Authors are encouraged to understand these transactions and related publication norms in order to secure rights or permissions to share their work widely and reuse their work as they see fit.

This tab contains information and resources on author's rights, publication agreements, and sharing.

KU Libraries’ Shulenburger Office of Scholarly Communication & Copyright is available to assist KU faculty, staff, and students with questions concerning copyright and fair use of copyrighted materials, in consultation with the KU Office of the General Counsel as needed. Contact us at for assistance.


Before Publication

A publication agreement is a legally binding contract between author/s and publisher that enumerate the conditions under which a work may be published. Publication agreements are usually signed at the point of acceptance for publication. Authors wishing to exert more control over their rights as authors should:

  • Understand publication agreements; Introduction to Publisher Agreements (pdf) is a short primer for authors
  • Familiarize themselves with journal & publisher policies on copyright and author sharing after publication; SHERPA/RoMEO is a database of publisher copyright and sharing policies. Search for publisher policies by journal title or by publisher name.
  • Retain rights to share a copy of your published article, book chapter, or other scholarly work in KU ScholarWorks through the publication agreement:
  • Additional information on publication agreements, components of a typical agreement, and how editors of journals can choose language that supports authors' choices for open sharing, see the Journal Author Agreements tab on the Resources for Editors page.

After Publication

Authors wishing to share a work in KU ScholarWorks after signing a publication contract (that doesn't permit sharing) may request permission directly from the publisher using language suggested in the documents linked below.

For scholarly articles:

For books and/or book chapters:

For more information on versions, see the "Versions" box on this page.

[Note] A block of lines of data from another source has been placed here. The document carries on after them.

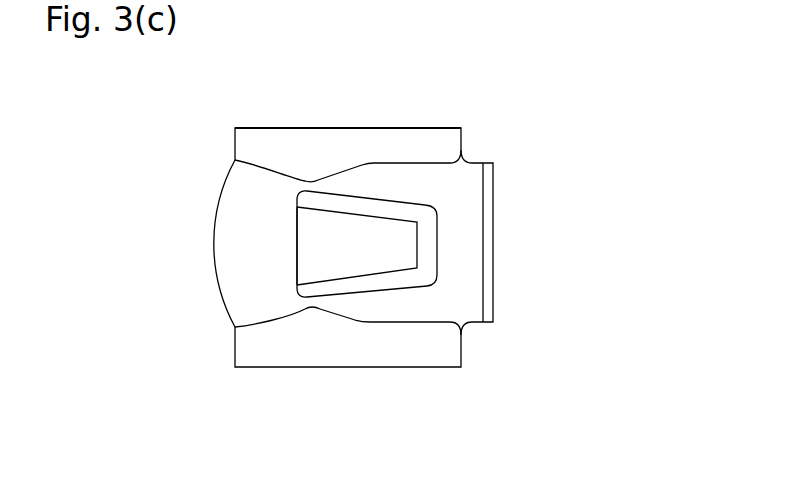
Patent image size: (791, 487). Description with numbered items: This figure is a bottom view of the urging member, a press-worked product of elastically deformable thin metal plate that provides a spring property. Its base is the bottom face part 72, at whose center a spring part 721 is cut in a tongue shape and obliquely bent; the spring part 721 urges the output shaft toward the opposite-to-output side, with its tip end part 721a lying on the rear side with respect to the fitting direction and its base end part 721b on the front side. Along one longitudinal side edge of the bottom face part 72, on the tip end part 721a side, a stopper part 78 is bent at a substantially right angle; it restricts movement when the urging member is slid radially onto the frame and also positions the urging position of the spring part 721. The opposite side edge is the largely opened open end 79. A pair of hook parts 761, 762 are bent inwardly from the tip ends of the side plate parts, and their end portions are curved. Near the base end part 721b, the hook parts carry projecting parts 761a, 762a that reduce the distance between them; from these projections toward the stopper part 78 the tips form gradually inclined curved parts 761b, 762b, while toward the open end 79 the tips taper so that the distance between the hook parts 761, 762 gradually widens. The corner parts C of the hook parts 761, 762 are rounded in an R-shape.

The bottom face part 72 is at (233, 215).
The stopper part 78 is at (490, 248).
The open end 79 is at (205, 288).
The spring part 721 is at (355, 309).
The tip end part 721a is at (417, 248).
The base end part 721b is at (297, 242).
The hook part 761 is at (250, 352).
The projecting part 761a is at (312, 309).
The curved part 761b is at (353, 318).
The hook part 762 is at (262, 141).
The projecting part 762a is at (312, 182).
The curved part 762b is at (352, 168).
The corner parts C is at (233, 160).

An embargo is an academic publishing term that refers to a delay on full text access, or a period during which access to content is not allowed to users who have not paid for access (or have access through their institution). From an author's rights perspective, any delay on full text access is a potential damper of impact.

Embargoes may delay KU authors from openly sharing their work outside of a paywall unless authors negotiate their publication contracts or take other action to eliminate them. Embargoes are established in publication contracts, and may be as short as a few months, or in some cases up to four years in length; 12 months is common. For general information on embargoes, see Wikipedia: Embargoes. For KU authors interested in navigating embargoes, contact

Open Access

Open Access (OA) refers to scholarly literature that is digital, online, free of charge, and ideally, free of most copyright and reuse restrictions. OA directly benefits authors (visibility, impact) and readers. For more information about OA at KU, including support via the Shulenburger Office of Scholarly Communication & Copyright, the KU Faculty Open Access Policy, and KU ScholarWorks, visit KU Libraries' Open Access site.


Publisher policies vary in the version of the article that they allow to be shared or reused.   Here’s a brief explanation of the terms commonly used by publishers in publication agreements and on journal websites.

  • The Published version is the article as it appears in the journal when published.    
  • The Author’s Final Draft version—also known as the author’s accepted manuscript or post-print—is the author’s version of the document that incorporates peer review suggestions.   It is often a Microsoft Word document that has the same content as the published version, but lacks the typesetting and page numbering of the published version. 
  • The Pre-print version – also known as the author’s submitted manuscript-- is the article as originally submitted for publication, before peer review changes are made.